As suggested above, the frets aren't wonderful. This is one area where my Schecter guitars and Ibanez basses feel noticeably better. These are fine - I guess the fret finish is on par with my other Epiphone - but they feel a little rougher than I was expecting out of the gate, especially with a bound fretboard. No functional problems so far, just would have liked smoother edges and probably would have preferred higher crowns. It's easy enough to get used to. The fretboard radius, on the other hand, is not as easy to get used to. It's flatter than on any of my other instruments all the way down to the low notes. I guess I hadn't realized how much I was used to a slightly more convex surface at the lower frets. It makes some chords feel a little awkwardly bunched-up. I need more room for my big dumb fingertips. The fretboard surface itself was oddly rough-feeling when I took it out of the box, but it's smoothing out as I play. 

Also mentioned above - the heel joint is too bulky to make upper fret access particularly joyful. Even with the sanded-down area near the cutout in the back, getting to anything above the 17th fret is not seamless. It's not abnormal for an LP neck joint to feel this way, but it's a little frustrating because they obviously put some thought into this area and it's still not great. I feel like a couple extra minutes with a drum sander could make it better. 

While I have my sander out, the body shape is pretty much a classic LP and I feel like it could use some contouring in the back. There's nothing wrong with it as is, but I could see more relief between the upper and lower bouts on the top of the body. For that matter I'd take an arm cut on the top, too, but that would ruin the look. The "modern weight relief" they advertise is nice, though. The guitar feels just a little bit lighter than I would expect from looking at it, but not overly so, and there's only a slight suggestion of neck dive. Pretty well balanced. Still figuring out which strap works best, but so far it's been comfortable for a few hours at a time. Annoyingly, the football-shaped strap "lock" buttons are too big to fit my favorite strap. Nice concept but not great for me. Might swap those out.

Ok, the pickups.
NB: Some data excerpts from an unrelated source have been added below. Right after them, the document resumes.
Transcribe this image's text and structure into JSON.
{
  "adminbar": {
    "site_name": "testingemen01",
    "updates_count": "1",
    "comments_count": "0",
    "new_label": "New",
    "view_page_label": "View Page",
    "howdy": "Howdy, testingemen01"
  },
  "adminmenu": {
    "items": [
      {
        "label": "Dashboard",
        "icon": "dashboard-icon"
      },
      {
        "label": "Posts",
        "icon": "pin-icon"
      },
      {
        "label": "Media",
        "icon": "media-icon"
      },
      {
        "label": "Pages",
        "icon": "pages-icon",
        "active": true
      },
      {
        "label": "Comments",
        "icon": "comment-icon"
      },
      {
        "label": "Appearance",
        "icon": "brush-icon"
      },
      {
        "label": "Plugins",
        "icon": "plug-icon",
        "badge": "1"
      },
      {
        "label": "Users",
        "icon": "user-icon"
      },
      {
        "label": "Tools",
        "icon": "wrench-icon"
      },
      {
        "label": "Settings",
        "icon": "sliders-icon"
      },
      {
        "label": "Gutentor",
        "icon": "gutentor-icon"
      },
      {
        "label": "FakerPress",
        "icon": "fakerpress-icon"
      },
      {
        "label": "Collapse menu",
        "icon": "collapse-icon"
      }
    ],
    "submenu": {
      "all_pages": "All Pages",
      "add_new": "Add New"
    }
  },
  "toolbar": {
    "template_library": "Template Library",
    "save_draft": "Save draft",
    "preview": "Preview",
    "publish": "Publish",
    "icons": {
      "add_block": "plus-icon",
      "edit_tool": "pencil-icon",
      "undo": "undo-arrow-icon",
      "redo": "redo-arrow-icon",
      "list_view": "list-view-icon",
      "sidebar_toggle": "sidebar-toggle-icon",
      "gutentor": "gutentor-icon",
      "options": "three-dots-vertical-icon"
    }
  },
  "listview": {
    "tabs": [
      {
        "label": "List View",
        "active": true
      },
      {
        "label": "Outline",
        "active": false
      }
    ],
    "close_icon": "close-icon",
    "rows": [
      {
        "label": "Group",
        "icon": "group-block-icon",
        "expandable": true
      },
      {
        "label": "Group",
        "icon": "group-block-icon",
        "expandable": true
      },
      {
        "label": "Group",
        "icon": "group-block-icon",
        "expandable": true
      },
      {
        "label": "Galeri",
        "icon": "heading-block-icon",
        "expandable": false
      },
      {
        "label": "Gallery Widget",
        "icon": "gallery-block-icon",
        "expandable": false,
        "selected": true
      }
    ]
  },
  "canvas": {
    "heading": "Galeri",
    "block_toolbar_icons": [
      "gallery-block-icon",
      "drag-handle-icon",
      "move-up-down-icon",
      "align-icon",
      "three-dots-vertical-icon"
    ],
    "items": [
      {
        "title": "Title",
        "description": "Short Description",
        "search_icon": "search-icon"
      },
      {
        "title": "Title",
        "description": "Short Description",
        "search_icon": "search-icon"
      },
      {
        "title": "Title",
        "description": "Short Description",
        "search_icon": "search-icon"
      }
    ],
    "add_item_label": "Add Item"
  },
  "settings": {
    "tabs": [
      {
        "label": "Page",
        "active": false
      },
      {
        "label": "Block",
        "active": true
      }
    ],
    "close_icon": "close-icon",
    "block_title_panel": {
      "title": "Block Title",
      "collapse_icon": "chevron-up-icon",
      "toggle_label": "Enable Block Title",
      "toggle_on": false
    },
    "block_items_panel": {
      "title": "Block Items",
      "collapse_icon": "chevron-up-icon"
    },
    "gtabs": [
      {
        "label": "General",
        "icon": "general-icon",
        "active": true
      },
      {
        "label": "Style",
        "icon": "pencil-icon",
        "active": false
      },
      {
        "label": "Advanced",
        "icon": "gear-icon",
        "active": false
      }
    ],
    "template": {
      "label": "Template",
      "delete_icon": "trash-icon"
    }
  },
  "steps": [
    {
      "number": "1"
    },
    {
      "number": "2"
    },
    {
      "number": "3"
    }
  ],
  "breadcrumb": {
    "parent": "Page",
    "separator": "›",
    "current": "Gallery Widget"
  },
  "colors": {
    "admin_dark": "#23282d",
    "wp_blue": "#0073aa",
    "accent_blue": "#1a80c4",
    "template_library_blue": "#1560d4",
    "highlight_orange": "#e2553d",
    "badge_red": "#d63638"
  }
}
These Fishman Fluence Moderns. Argh. I had them in both my Schecters and got fed up with them quickly. I have a feeling they're being used in so many new guitars because they cover up a multitude of sins. Sonic defects? Slap a Fishman in there and it'll sound like a Fishman. They sound better in this guitar than they did in the Schecters, but they are hard for me to love. The real test will be when I get them in the band room; there's a chance that their clarity and evenness (or let's say "sterility") will translate really well to a high volume live mix. But even so, they're uninspiring to me, missing some impact in palm mutes and some overtones while tremolo picking no matter how much I dig in. They kind of make my awesome tube head feel and sound like a solid state modeling amp. (Come to think, maybe that's why these modeler kids like em so much.) Leads and clean tones are great, but the basic rhythm tone isn't 100%. They're capable of lots of different tones - 4 push-pull pots offering volume and tone control over 3 distinct voices for each pickup! - but they don't nail the one thing I really need, godammit. And most passive pickups don't have the same mounting screw locations, which means I'm either modifying the guitar or the pickups. Not ideal.

Overall though, this is a really good guitar. It's not a high-end Gibson but it could stand up to the Studios and other budget-conscious models I played in years past. There are other new models with a similar mix of features around this price point, but this one's got a balance of feel, tone, and playability that works for me. I'm excited about it. I've been kicking myself for years for not getting my hands on a Gibson 7 string when I had the chance; they sell for stupid money on the used market. This is close enough.